Google has unveiled new artificial intelligence (AI) models and AI semiconductor hardware, aimed at enhancing performance and cost-efficiency while reducing dependency on NVIDIA. During its 'Next 2025' annual event in Las Vegas, Google Cloud introduced the Gemini 2.5 Flash, a more accessible and cost-effective variant of its latest large language model (LLM), Gemini 2.5. The Gemini 2.5 Flash is designed to automatically adjust processing time based on the complexity of a query, enabling faster responses for simpler requests and thereby offering lower service costs. This makes it suitable for high-volume scenarios such as customer service, real-time information processing, and virtual assistants where efficiency is paramount.
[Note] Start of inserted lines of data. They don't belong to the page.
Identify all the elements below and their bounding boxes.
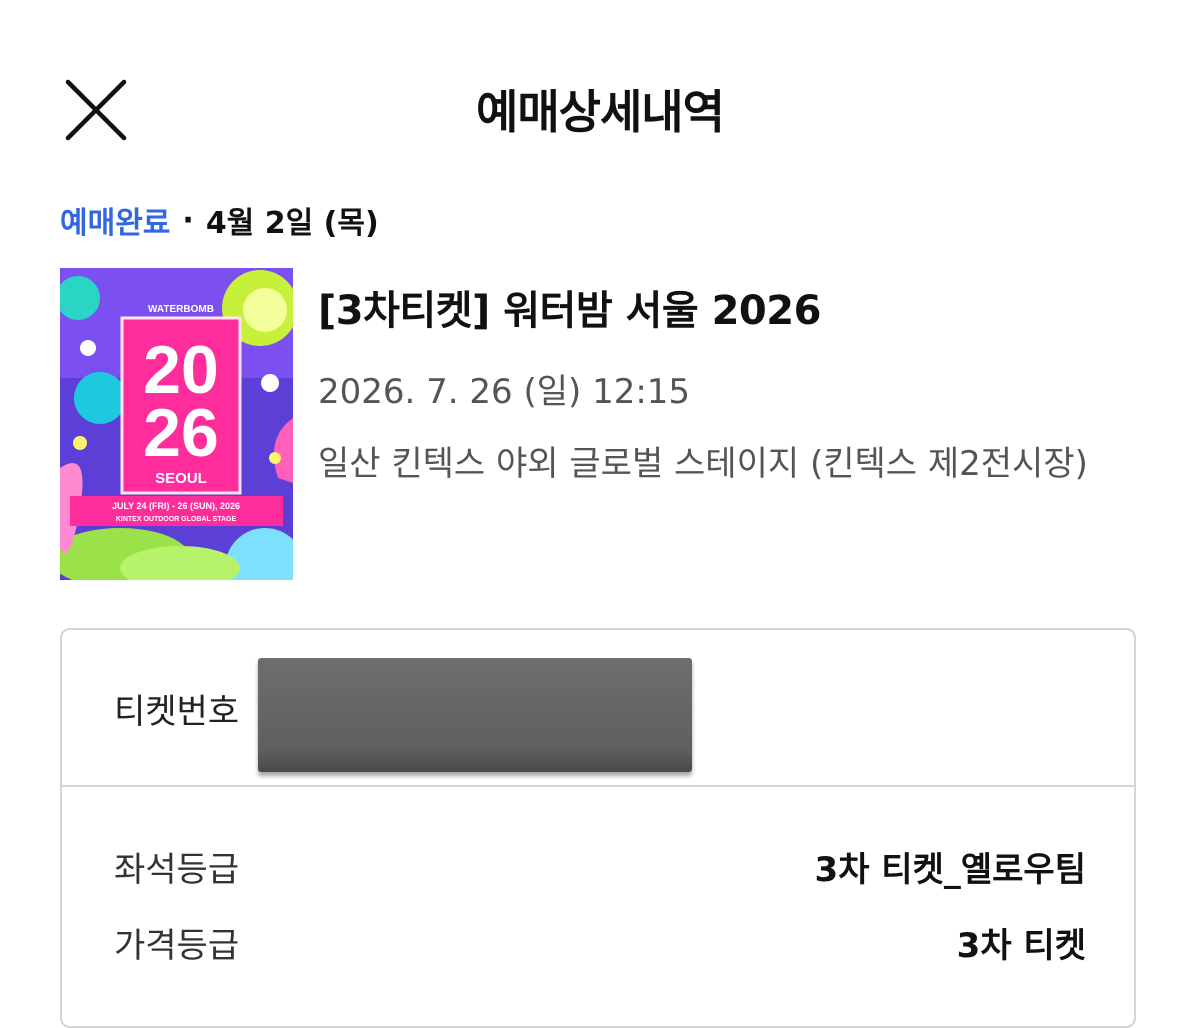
seat-grade-label: 좌석등급 bbox=[114, 850, 240, 890]
poster-city: SEOUL bbox=[155, 470, 207, 487]
detail-row-seat-grade: 좌석등급 3차 티켓_옐로우팀 bbox=[114, 842, 1086, 891]
ticket-number-label: 티켓번호 bbox=[114, 692, 240, 732]
price-grade-value: 3차 티켓 bbox=[956, 926, 1086, 966]
detail-row-price-grade: 가격등급 3차 티켓 bbox=[114, 918, 1086, 967]
poster-artwork: WATERBOMB 20 26 SEOUL JULY 24 (FRI) - 26… bbox=[60, 268, 293, 580]
event-poster[interactable]: WATERBOMB 20 26 SEOUL JULY 24 (FRI) - 26… bbox=[60, 268, 293, 580]
ticket-number-row: 티켓번호 bbox=[62, 630, 1134, 787]
poster-brand: WATERBOMB bbox=[148, 304, 214, 315]
booking-date: 4월 2일 (목) bbox=[205, 206, 379, 241]
event-venue: 일산 킨텍스 야외 글로벌 스테이지 (킨텍스 제2전시장) bbox=[318, 444, 1088, 484]
poster-year-bottom: 26 bbox=[143, 395, 219, 471]
poster-stage: KINTEX OUTDOOR GLOBAL STAGE bbox=[116, 516, 237, 523]
page-title: 예매상세내역 bbox=[476, 85, 725, 139]
ticket-info-card: 티켓번호 좌석등급 3차 티켓_옐로우팀 가격등급 3차 티켓 bbox=[60, 628, 1136, 1028]
page-header: 예매상세내역 bbox=[0, 40, 1200, 170]
booking-status-badge: 예매완료 bbox=[60, 206, 171, 241]
seat-grade-value: 3차 티켓_옐로우팀 bbox=[814, 850, 1086, 890]
booking-status-line: 예매완료 · 4월 2일 (목) bbox=[60, 198, 379, 242]
price-grade-label: 가격등급 bbox=[114, 926, 240, 966]
ticket-number-redaction bbox=[258, 658, 692, 772]
separator-dot: · bbox=[182, 202, 194, 238]
event-title: [3차티켓] 워터밤 서울 2026 bbox=[318, 288, 821, 334]
event-datetime: 2026. 7. 26 (일) 12:15 bbox=[318, 372, 691, 412]
poster-dates: JULY 24 (FRI) - 26 (SUN), 2026 bbox=[112, 501, 240, 511]
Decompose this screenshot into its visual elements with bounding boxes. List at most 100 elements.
Concurrently, Google revealed its 7th-generation AI accelerator, named Ironwood, a Tensor Processing Unit (TPU) specifically optimized for AI inference tasks. Ironwood's core methodology focuses on efficiently serving LLMs to a large user base, especially by supporting functionalities like Mixture of Experts (MoE) and advanced reasoning capabilities that are increasingly adopted by modern LLMs. Google states that Ironwood delivers over a 10x performance improvement compared to its predecessor, the TPUv5p, released in 2023. The chip is equipped with 198GB of High Bandwidth Memory (HBM), which allows for the processing of larger models and datasets. This HBM integration reduces the necessity for frequent data transfers, consequently enhancing overall performance. Samsung Electronics is noted as the supplier of the HBM to Google, facilitated through Broadcom, a co-developer of the TPU. The combination of Ironwood and Gemini 2.5 Flash is anticipated to provide competitive inference costs, positioning Google to reduce its reliance on NVIDIA, which currently dominates over 80% of the AI accelerator market and is also shifting its focus from AI training to inference.
Additionally, Google announced the 'Agent2Agent' protocol for inter-agent communication and confirmed support for the open-source MCP protocol. Thomas Kurian, CEO of Google Cloud, stated that over 4 million developers are currently utilizing Gemini.